April 23, 2019
Manufacturing insights

Chef to manufacture marijuana ice cream in Framingham

Photo | Courtesy
David Yusefzadeh puts the finishing touches on a desert.
Photo | David Yusefzadeh
Cloud Creamery will manufacture cannabis-infused ice cream like this.
Photo | Matthew McLaughlin
Cloud Creamery will manufacture cannabis-infused ice cream like this.

Boston-area chef David Yusefzadeh will combine his passion for cooking along with the plant helping him cope with health issues into a new business featuring the first cannabis-infused ice cream sold in Massachusetts. The company, Cloud Creamery, is seeking a manufacturing license from the Cannabis Control Commission to operate a facility in Framingham. The founder and CEO spoke about his new business in an interview with WBJ.

Is the company based locally?

We're going to be based in Framingham. There's one confusing thing: We're not a retail shop where you can walk in and grab a cone. We're going to be producing, not selling on our behalf. We'll be selling to dispensaries and hopefully stores like Whole Foods other companies handling customer-facing scenarios.

You're hoping to sell at Whole Foods?

Our goal is to get in front of the Whole Foods clientele and people that really read the label and care about where their food is coming from.

It's not just about getting organic cannabis. It's about getting quality ingredients paired with it. That's lacking in a lot of edibles.

When was Cloud Creamery founded?

We started last year, and it's been a really long process. It depends on how soon we can get the answers on certain items. Getting a manufacturing license is great, but we have to be in a manufacturing-zoned area, but no kitchens exist in those areas. It's hard to find a place that would be lower budget but also efficient enough to put a kitchen in.

Most warehouses haven't been updated in a long time and aren't food friendly, which can be cost prohibitive. It took us some time to find a space, and we've been outfitting it since. It's been a process to say the least.

How is the ice cream infused with cannabis?

Some are actual flower, the buds, are actually in each. What's important is we want to celebrate the plant.

Distillate is a very accurate way to infuse, and if you're using great practices to achieve the distillate, you're in a great spot. But, a lot of people frown on distillate because they feel like it's thoughtless. The reality is if you have good practices going in, you'll have a great product coming out.

Some strains are based on flavor. If we love a certain kind of flower, we want to taste it. We'll take the cream, sugar and milk base and let flower steep inside of it to get the trichomes and flavor coming off of it.
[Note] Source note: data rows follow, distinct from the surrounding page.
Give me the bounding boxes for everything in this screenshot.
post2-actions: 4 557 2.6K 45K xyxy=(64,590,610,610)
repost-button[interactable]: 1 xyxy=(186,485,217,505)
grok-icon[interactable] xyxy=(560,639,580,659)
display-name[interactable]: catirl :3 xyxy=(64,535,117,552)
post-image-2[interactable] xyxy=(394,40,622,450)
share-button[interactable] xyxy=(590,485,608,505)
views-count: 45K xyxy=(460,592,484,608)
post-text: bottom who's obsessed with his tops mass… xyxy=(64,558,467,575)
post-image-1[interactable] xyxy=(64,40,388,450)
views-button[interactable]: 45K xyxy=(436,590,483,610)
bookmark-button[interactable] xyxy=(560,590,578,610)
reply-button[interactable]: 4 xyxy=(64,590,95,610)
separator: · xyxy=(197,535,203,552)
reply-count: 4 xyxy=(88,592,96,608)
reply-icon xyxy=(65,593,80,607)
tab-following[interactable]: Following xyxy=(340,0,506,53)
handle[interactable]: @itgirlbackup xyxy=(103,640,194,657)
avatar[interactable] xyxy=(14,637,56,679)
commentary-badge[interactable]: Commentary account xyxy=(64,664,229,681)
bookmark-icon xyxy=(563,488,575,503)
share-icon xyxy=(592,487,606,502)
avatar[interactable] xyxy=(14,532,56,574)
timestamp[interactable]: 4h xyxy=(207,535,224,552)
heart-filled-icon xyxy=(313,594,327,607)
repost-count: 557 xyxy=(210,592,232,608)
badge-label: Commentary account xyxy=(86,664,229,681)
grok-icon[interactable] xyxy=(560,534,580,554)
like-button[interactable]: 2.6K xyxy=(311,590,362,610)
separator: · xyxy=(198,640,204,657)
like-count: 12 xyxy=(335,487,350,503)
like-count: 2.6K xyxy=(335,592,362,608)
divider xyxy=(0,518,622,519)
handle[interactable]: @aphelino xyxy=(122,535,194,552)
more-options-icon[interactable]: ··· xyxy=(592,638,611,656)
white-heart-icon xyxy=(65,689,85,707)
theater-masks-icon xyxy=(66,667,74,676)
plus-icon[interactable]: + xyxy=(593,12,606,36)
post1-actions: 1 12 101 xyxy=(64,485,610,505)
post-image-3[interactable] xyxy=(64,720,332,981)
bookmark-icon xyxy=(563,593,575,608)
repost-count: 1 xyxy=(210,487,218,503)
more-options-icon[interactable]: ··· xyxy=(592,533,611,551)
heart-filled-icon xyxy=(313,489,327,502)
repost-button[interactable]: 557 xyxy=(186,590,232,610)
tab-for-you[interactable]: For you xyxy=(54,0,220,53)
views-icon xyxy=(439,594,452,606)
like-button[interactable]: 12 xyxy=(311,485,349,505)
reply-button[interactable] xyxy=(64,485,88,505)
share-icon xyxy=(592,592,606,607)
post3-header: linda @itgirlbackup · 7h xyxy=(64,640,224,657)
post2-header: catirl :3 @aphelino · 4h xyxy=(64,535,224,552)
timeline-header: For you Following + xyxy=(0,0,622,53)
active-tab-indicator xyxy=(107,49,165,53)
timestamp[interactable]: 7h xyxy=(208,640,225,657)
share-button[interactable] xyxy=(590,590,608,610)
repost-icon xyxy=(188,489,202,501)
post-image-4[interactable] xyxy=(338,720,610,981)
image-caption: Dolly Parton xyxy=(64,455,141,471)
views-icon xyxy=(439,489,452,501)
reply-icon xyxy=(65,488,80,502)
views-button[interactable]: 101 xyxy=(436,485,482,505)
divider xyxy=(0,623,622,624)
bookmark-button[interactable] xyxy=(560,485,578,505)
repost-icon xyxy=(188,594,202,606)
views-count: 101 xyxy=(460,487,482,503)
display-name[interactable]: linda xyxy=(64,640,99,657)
How long does that process take?

Not long. We usually want to bring the cream to a simmer and turn the heat off. We let the flower steep in there for about an hour. We grind it up as small as possible to get as much surface area as possible to let it infuse.

The ice cream is made from scratch?

Absolutely.

How was this idea conceived?

The origination is the intersection of my professional background and my health. I was diagnosed with Crohn's's Disease in 2011, and I've been a chef my entire life. Cannabis has been something to help me with my appetite and reduce cramping and inflammation, which helps me sleep and regain my strength. It's a cycle.

A lot of the medication I was taking is really heavy and harsh. Cannabis is one element with low side effects, but I'm not a smoker. It seems synthetic to use droplets in your mouth so I wanted to find a way through food. I really saw an opportunity to create unique edibles and change the perception of what that can and should be.

How many products will be on the market?

We'll have a lot. We're emailing farms right now to get some local produce. We'll have a few staple flavors, but the overall idea is to really get seasonal and use vegetables with natural sugars.

Our goal is to focus on what we have when it's fresh, like a tomato sorbet in the summer, butternut squash in the fall or carrots in the spring.

This interview was conducted and edited for length and clarity by WBJ Staff Writer Zachary Comeau.